Why it matters
Steve Papa wanted to solve the Internet’s problem of information overload. In 1999, while attending Harvard Business School, he used math and algorithms to invent guided navigation – now known as faceted navigation – one of the biggest advancements in search in the last decade. Top retailers, intelligence communities and supply chains use Endeca to make sense out of huge amounts of data. Papa’s idea essentially changed the face of the web for billions of people.

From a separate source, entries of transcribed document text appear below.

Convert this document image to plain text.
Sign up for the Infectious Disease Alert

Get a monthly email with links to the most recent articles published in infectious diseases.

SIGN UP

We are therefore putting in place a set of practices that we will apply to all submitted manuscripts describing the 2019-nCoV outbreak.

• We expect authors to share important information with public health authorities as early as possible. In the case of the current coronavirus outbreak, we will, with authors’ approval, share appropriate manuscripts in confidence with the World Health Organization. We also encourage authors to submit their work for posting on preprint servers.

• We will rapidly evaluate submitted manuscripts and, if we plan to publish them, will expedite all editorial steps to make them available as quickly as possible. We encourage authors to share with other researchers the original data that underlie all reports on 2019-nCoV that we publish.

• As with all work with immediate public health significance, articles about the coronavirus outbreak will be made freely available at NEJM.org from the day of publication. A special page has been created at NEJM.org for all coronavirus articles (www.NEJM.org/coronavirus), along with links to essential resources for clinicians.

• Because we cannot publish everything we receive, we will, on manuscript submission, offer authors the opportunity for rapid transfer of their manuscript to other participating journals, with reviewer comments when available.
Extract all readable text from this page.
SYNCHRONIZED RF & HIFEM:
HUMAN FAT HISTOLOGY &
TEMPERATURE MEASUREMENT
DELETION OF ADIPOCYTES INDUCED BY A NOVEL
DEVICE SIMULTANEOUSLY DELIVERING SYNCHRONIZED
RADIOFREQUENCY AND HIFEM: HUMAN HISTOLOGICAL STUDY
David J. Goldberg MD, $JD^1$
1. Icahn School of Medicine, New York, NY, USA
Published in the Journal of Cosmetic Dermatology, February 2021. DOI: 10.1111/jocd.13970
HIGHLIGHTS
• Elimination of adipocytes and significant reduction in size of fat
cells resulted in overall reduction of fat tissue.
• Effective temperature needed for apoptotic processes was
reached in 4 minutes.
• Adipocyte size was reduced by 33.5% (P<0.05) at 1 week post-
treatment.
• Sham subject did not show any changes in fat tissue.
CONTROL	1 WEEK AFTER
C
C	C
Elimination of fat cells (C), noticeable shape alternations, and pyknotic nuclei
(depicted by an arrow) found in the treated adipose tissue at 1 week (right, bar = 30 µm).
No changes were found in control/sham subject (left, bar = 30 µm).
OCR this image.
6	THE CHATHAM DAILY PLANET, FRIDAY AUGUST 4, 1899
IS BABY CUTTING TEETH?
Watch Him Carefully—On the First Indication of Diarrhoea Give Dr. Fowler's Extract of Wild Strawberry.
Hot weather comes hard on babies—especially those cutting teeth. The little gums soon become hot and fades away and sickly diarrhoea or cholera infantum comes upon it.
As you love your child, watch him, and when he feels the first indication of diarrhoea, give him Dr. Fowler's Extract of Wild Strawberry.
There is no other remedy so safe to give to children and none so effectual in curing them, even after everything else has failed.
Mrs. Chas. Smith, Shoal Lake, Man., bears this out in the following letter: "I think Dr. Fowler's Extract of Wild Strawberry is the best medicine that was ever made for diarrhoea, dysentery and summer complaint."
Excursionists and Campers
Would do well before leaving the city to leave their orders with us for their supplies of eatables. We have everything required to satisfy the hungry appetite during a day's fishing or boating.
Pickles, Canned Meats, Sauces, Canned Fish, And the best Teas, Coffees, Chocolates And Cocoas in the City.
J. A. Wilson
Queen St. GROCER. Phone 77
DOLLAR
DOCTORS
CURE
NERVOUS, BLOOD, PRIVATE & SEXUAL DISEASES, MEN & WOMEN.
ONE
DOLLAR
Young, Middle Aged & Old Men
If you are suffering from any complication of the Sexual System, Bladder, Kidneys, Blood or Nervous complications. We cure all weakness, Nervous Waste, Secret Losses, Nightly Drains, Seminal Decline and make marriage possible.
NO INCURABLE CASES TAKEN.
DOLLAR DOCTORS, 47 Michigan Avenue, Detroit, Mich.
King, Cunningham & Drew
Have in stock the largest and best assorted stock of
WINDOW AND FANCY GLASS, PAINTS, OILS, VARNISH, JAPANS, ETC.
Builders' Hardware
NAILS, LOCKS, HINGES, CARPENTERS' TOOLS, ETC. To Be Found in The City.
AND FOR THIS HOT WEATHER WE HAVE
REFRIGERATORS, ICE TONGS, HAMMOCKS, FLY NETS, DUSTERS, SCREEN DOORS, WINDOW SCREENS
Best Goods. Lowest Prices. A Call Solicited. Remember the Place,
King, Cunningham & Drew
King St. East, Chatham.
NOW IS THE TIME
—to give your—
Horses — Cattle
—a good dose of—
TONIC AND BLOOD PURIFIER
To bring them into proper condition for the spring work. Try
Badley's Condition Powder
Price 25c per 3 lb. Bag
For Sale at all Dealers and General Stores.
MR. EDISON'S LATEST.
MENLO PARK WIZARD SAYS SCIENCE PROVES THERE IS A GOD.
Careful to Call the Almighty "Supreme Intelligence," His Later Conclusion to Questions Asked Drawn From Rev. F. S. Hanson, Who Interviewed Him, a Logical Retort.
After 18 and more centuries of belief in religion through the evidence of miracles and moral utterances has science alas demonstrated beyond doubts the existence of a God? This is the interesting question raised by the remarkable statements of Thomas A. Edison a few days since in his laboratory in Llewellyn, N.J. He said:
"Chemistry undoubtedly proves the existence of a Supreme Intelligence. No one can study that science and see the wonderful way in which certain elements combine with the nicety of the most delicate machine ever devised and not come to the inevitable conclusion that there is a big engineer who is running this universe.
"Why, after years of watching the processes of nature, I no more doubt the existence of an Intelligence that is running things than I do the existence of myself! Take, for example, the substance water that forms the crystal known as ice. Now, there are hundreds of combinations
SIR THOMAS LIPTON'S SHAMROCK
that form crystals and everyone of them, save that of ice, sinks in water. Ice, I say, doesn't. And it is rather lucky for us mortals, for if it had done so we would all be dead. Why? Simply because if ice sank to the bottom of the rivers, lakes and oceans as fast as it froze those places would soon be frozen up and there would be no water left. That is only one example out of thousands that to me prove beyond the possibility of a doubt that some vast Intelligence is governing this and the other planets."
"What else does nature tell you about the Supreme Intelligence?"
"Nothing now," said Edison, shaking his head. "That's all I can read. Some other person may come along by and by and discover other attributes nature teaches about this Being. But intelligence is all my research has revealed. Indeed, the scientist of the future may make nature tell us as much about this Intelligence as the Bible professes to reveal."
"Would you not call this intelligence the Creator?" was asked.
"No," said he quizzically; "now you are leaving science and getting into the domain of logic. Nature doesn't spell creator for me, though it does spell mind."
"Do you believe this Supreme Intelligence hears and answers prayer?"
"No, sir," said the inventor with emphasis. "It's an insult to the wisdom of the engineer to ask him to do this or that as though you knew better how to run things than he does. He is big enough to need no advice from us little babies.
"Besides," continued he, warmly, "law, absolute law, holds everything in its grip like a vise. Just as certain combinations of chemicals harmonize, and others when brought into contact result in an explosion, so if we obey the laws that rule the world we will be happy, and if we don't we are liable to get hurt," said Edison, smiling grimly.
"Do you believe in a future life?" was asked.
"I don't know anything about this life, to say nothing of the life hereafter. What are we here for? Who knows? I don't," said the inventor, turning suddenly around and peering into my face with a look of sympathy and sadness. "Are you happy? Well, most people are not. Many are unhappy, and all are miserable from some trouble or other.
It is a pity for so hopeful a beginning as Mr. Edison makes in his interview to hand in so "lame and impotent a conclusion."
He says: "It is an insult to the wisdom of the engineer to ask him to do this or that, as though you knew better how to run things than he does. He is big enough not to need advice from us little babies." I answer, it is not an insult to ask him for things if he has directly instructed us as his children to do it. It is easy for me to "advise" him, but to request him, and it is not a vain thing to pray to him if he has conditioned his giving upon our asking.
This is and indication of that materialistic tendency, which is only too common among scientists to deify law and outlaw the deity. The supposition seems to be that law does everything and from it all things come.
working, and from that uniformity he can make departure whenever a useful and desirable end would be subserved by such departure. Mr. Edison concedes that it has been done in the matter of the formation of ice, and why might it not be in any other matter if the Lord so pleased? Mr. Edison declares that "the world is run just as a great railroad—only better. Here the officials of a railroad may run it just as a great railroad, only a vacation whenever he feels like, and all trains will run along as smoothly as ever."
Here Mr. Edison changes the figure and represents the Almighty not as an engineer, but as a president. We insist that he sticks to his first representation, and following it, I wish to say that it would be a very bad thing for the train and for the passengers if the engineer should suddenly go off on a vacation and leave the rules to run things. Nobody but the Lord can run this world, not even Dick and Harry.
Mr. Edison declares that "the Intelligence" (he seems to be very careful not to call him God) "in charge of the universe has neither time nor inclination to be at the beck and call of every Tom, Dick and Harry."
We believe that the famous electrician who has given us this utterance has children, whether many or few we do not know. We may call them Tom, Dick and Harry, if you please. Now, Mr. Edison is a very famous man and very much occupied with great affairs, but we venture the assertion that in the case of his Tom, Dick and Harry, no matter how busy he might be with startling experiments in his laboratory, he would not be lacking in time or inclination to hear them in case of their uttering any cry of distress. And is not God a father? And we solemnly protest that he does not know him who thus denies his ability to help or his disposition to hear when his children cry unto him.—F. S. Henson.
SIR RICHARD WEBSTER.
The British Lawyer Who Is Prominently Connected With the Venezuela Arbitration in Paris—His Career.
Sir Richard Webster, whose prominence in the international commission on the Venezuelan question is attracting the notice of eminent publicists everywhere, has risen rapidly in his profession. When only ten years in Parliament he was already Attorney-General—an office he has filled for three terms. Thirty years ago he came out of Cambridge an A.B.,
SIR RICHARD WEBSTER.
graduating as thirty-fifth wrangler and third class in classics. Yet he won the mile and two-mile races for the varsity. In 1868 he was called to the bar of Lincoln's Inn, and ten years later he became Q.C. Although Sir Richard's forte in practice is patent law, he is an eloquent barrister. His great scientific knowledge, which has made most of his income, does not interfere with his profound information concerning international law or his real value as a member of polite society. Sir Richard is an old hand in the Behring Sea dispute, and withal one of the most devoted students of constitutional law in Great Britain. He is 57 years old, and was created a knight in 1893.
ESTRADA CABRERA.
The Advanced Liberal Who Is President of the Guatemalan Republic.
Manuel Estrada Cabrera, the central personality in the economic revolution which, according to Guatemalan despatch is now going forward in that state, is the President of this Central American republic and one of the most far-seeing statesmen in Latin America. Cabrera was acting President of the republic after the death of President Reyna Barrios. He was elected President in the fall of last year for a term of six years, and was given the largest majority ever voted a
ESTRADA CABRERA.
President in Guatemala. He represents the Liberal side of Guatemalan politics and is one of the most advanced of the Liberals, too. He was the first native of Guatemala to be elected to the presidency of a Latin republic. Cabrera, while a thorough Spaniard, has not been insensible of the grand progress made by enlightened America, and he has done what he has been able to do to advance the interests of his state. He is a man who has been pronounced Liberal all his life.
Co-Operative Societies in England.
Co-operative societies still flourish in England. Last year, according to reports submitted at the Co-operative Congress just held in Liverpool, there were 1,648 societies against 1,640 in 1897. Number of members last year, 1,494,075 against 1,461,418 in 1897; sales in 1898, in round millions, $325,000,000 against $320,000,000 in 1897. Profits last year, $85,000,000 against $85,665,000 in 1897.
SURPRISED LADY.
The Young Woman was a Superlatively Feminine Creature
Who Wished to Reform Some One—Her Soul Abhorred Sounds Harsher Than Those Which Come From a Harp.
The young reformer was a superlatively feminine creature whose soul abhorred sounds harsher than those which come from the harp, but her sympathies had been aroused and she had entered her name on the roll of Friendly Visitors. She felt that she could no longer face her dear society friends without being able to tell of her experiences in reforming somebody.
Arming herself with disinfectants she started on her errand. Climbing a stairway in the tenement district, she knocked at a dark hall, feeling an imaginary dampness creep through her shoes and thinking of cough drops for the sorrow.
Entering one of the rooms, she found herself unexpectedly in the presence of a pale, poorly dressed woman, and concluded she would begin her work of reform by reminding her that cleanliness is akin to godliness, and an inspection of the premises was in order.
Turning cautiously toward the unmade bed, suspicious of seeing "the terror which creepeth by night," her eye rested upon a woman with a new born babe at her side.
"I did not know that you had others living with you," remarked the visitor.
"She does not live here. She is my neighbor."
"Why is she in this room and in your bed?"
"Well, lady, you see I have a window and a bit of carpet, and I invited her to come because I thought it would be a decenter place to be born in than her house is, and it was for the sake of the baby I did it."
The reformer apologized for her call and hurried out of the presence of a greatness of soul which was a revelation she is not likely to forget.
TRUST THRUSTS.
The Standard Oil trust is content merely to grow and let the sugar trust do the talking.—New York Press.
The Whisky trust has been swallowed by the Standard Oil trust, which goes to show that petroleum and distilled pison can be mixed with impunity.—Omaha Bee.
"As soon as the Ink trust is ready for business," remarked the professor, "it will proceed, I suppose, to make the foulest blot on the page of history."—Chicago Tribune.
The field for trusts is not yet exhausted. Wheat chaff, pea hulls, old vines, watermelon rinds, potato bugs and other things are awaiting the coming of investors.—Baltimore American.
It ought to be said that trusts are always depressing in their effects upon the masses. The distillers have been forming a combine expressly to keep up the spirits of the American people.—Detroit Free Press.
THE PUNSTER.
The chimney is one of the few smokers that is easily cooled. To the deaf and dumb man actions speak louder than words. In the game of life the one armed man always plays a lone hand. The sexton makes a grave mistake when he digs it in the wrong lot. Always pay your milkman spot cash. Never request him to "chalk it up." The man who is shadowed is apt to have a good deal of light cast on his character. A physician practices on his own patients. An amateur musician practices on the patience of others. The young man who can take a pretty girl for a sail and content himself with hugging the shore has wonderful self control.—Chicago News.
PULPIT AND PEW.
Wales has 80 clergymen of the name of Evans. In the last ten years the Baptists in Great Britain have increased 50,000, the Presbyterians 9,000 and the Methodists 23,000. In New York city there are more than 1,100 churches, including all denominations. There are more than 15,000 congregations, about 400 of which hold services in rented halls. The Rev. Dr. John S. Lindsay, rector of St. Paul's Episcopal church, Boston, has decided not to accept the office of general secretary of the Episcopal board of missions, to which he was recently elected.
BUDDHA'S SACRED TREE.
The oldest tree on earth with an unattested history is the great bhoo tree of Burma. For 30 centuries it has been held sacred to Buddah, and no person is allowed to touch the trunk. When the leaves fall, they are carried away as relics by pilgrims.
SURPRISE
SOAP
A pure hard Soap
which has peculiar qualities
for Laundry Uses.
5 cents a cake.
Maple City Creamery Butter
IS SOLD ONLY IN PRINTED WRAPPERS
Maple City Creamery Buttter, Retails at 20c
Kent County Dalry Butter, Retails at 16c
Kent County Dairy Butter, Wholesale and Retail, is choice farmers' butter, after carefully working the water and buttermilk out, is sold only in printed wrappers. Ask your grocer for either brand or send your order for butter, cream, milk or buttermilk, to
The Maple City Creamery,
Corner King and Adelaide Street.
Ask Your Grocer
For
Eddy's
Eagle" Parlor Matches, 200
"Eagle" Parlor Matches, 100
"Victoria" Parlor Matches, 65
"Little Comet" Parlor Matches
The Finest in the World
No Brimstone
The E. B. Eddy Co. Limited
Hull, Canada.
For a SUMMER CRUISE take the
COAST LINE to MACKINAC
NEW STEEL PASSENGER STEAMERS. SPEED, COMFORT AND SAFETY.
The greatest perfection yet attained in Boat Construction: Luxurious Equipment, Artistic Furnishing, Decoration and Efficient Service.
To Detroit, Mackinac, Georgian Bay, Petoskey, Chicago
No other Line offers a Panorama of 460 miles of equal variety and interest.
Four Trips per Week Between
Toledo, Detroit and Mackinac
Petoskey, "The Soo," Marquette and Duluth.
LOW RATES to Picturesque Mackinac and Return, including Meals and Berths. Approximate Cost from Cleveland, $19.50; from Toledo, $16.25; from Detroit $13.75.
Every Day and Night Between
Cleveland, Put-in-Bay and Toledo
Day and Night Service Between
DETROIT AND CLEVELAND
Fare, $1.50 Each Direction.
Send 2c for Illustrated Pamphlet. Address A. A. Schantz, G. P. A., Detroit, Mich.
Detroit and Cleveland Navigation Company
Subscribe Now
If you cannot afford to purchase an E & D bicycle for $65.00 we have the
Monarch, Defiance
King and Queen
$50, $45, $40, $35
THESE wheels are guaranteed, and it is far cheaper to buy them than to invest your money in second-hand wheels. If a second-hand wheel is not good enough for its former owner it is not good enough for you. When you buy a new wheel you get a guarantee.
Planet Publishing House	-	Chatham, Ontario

Felda Hardymon, a partner at Bessemer and a VC and private equity professor at Harvard Business School, says he saw a lot of promise in Steve Papa, a student who “slept through my class.” When Papa graduated in 1999, Bessemer and several other firms invested about $1.5 million in seed capital to allow the entrepreneur to complete his research. “It was an amazingly colorful concept from the beginning,” Hardymon recalls. “We were going to do something that was a better search. What it evolved to was an ability to handle unstructured data.” Papa was also in the process of raising another $8.1 million in a round led by Ampersand Ventures partner Charlie Yie in the days before the Sept. 11, 2001 terrorist attacks. Yie drove back in a rental car from Minneapolis to Boston to complete the deal – without changing the terms. Although much about the world had changed in the course of that day, the investors agreed that Endeca would always be a great company.